Wiedemann Christoph, Kumar Amit, Lang Andras, Ohlenschläger Oliver
Institute of Biochemistry and Biotechnology, Martin Luther University Halle-Wittenberg, Halle, Germany.
Leibniz Institute on Aging - Fritz Lipmann Institute, Jena, Germany.
Front Chem. 2020 Apr 23;8:280. doi: 10.3389/fchem.2020.00280. eCollection 2020.

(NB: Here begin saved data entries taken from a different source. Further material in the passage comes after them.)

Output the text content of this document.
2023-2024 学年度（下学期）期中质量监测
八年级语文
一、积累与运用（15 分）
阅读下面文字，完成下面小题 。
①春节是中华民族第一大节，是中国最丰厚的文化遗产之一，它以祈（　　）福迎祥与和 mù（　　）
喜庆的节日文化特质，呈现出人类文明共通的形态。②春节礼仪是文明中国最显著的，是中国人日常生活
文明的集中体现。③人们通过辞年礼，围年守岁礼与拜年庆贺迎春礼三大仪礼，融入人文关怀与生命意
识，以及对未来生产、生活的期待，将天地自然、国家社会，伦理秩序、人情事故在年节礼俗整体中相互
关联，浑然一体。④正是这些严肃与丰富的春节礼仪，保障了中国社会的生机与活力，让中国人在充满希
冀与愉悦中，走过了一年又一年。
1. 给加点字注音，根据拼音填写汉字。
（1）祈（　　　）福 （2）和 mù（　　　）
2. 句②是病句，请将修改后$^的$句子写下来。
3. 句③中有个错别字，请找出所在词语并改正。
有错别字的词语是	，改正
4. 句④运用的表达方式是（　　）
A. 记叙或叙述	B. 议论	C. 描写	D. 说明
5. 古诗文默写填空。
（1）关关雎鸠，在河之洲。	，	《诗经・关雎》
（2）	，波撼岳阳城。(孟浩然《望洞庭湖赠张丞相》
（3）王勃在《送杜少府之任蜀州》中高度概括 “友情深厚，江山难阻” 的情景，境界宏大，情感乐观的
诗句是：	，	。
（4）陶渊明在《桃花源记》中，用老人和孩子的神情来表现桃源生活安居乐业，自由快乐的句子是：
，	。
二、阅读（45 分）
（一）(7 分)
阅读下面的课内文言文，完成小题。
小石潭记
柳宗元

Disulfide bridges establish a fundamental element in the molecular architecture of proteins and peptides which are involved e.g., in basic biological processes or acting as toxins. NMR spectroscopy is one method to characterize the structure of bioactive compounds including cystine-containing molecules. Although the disulfide bridge itself is invisible in NMR, constraints obtained via the neighboring NMR-active nuclei allow to define the underlying conformation and thereby to resolve their functional background. In this mini-review we present shortly the impact of cysteine and disulfide bonds in the proteasome from different domains of life and give a condensed overview of recent NMR applications for the characterization of disulfide-bond containing biomolecules including advantages and limitations of the different approaches.
二硫键是蛋白质和肽分子结构中的一个基本元素,这些蛋白质和肽参与例如基本的生物过程或作为毒素发挥作用。核磁共振光谱法是表征包括含胱氨酸分子在内的生物活性化合物结构的一种方法。尽管二硫键本身在核磁共振中不可见,但通过相邻的具有核磁共振活性的原子核获得的限制条件有助于确定其潜在构象,从而解析其功能背景。在本综述中,我们简要介绍了来自不同生命域的蛋白酶体中半胱氨酸和二硫键的影响,并简要概述了最近用于表征含二硫键生物分子的核磁共振应用,包括不同方法的优缺点。